Keep in mind, there are no public sewers or water service on the property and thirty acres of it are tidal wetlands.
Despite stoners totally ruining the reputation, and all those other drawbacks, Sunnyside Realty bought the property toward the end of the decade and leased 35 of its acres to a corn farmer while pitching light manufacturing and a new airstrip, which, of course, residents opposed because danger and noise. (Can we be this angry about danger and noise when highway widening projects are announced, y’all?)

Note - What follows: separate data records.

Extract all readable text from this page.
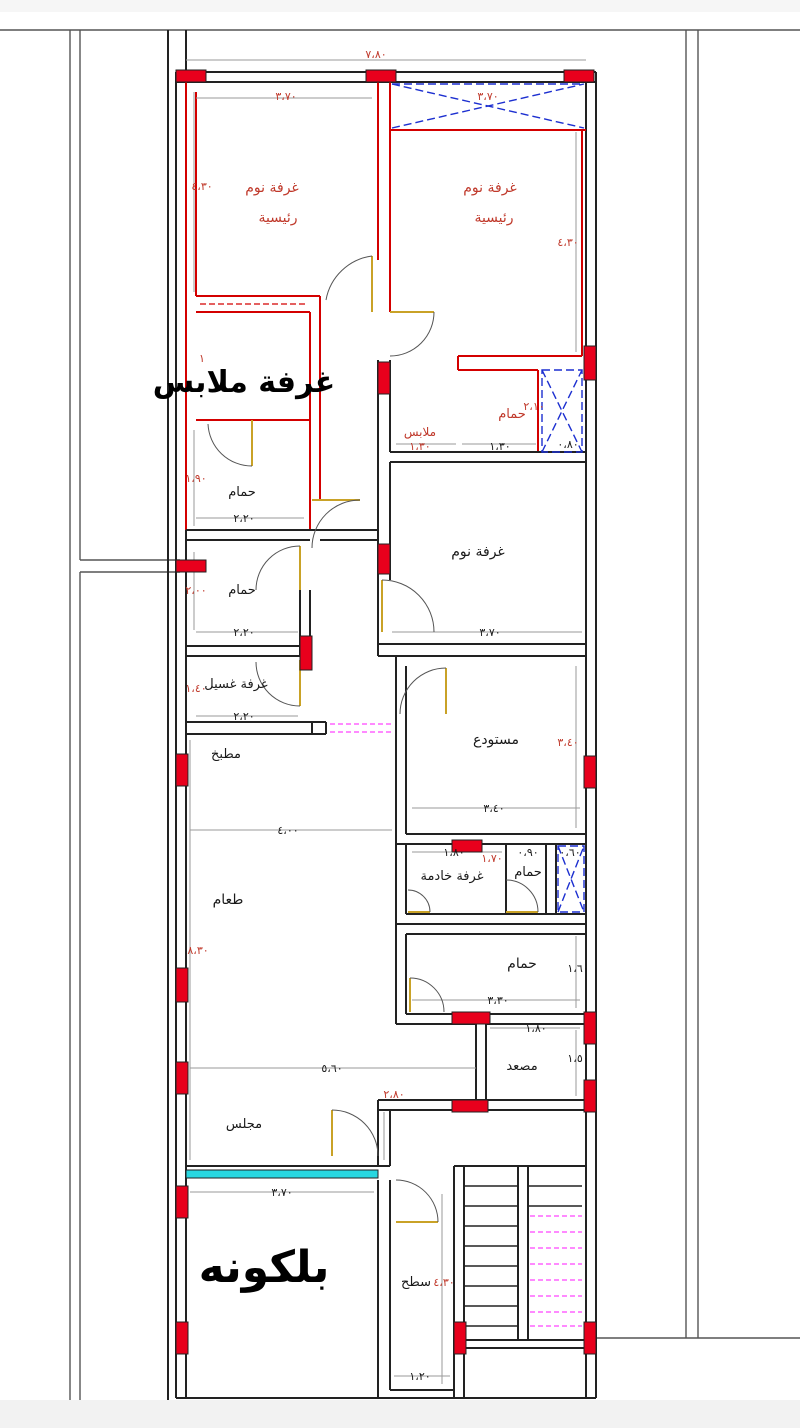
غرفة نوم
رئيسية
غرفة نوم
رئيسية
حمام
ملابس
حمام
غرفة نوم
حمام
غرفة غسيل
مطبخ
مستودع
طعام
غرفة خادمة حمام
حمام
مصعد
مجلس
سطح
غرفة ملابس
بلكونه
٧،٨٠
٣،٧٠	٣،٧٠
٤،٣٠
٤،٣٠
١،٣٠	١،٣٠
٢،١٠
٠،٨٠
١
٢،٢٠
١،٩٠
٢،٢٠
٢،٠٠
٣،٧٠
٢،٢٠
١،٤٠
٣،٤٠
٣،٤٠
٤،٠٠
١،٨٠ ١،٧٠ ٠،٩٠ ٠،٦٠
٨،٣٠
٣،٣٠
١،٦٠
١،٨٠
١،٥٠
٥،٦٠
٢،٨٠
٣،٧٠
٤،٣٠
١،٢٠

The next big idea was aquaculture, or what was being dubbed a “fish ranch,” which sounds less terrifying somehow than factory-farmed fish. A department from URI was looking here (and elsewhere) but not in Rhode Island because the “rules for pumping and discharging of water are so inflexible.”
There was a whole lot of silence until 2001, when the property switched hands without much fanfare. The vineyard, with views of Wequetequock Cove and beyond, was established, and in 2010, Saltwater Farm Vineyard opened to the public in 2010. “Stonington Airpark Airport” remains included on some maps, but an in-person visit or close look at Google Maps reveals that the former runway is now an area between rows of grapevines.